Elliott Leslie, Henderson John, Northstone Kate, Chiu Grace Y, Dunson David, London Stephanie J
Epidemiology Branch, Division of Intramural Research, National Institute of Environmental Health Sciences, National Institutes of Health, Department of Health and Human Services, Research Triangle Park, NC, USA.
J Allergy Clin Immunol. 2008 Jul;122(1):49-54, 54.e1-3. doi: 10.1016/j.jaci.2008.04.001. Epub 2008 May 12.
Breast-feeding clearly protects against early wheezing, but recent data suggest that it might increase later risk of atopic disease and asthma.
We sought to examine the relationship between breast-feeding and later asthma and allergy outcomes by using data from the Avon Longitudinal Study of Parents and Children, a large birth cohort in the United Kingdom.
We used adjusted logistic regression models to evaluate the association between breast-feeding and atopy at age 7 years, bronchial responsiveness to methacholine at age 8 years, and wheeze at ages 3 and 7 1/2 years. Bayesian methods were used to assess the possibility of bias caused by an influence of early wheezing on the duration of breast-feeding, as well as selection bias.
Breast-feeding was protective for wheeze in the first 3 years of life (odds ratio [OR] of 0.80 [95% CI, 0.70-0.90] for > or = 6 months relative to never) but not wheeze (OR, 0.98; 95% CI, 0.79-1.22), atopy (OR, 1.12; 95% CI, 0.92-1.35), or bronchial hyperresponsiveness (OR, 1.07; 95% CI, 0.82-1.40) at ages 7 to 8 years. Bayesian models adjusting for the longer duration of breast-feeding among children with wheezing in early infancy produced virtually identical results.

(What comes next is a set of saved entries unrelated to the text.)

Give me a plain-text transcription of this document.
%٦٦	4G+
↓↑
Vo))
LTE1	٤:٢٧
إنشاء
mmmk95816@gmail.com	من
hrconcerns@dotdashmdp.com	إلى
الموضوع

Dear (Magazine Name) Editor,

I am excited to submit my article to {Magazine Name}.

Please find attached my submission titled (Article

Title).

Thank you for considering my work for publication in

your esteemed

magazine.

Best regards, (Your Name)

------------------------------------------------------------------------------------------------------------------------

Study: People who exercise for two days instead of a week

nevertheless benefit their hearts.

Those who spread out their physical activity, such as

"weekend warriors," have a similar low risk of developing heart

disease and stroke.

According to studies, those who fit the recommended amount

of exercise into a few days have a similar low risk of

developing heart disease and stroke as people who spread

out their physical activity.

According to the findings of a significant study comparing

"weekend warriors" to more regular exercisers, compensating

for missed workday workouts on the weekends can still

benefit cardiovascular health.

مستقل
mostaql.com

We did not find consistent evidence for either a deleterious effect or a protective effect of breast-feeding on later risk of allergic disease in a large prospective birth cohort of children with objective outcome measures and extensive data on potential confounders and effect modifiers. Neither reverse causation nor loss to follow-up appears to have materially biased our results.
母乳喂养显然可预防早期喘息,但近期数据表明其可能会增加日后患特应性疾病和哮喘的风险。
我们试图通过使用来自英国一个大型出生队列——雅芳亲子纵向研究的数据,来研究母乳喂养与日后哮喘及过敏结局之间的关系。
我们使用校正后的逻辑回归模型来评估母乳喂养与7岁时的特应性、8岁时对乙酰甲胆碱的支气管反应性以及3岁和7.5岁时的喘息之间的关联。采用贝叶斯方法评估早期喘息对母乳喂养持续时间的影响以及选择偏倚导致偏倚的可能性。
母乳喂养对生命最初3年的喘息具有保护作用(相对于从未母乳喂养,≥6个月的比值比[OR]为0.80[95%CI,0.70 - 0.90]),但对7至8岁时的喘息(OR,0.98;95%CI,0.79 - 1.22)、特应性(OR,1.12;95%CI,0.92 - 1.35)或支气管高反应性(OR,1.07;95%CI,0.82 - 1.40)没有保护作用。针对婴儿期早期喘息儿童母乳喂养持续时间较长进行校正的贝叶斯模型得出了几乎相同的结果。
在一个具有客观结局测量以及关于潜在混杂因素和效应修饰因素的广泛数据的大型前瞻性出生队列儿童中,我们没有找到一致的证据表明母乳喂养对日后过敏性疾病风险有有害影响或保护作用。反向因果关系和失访似乎均未对我们的结果产生实质性偏倚。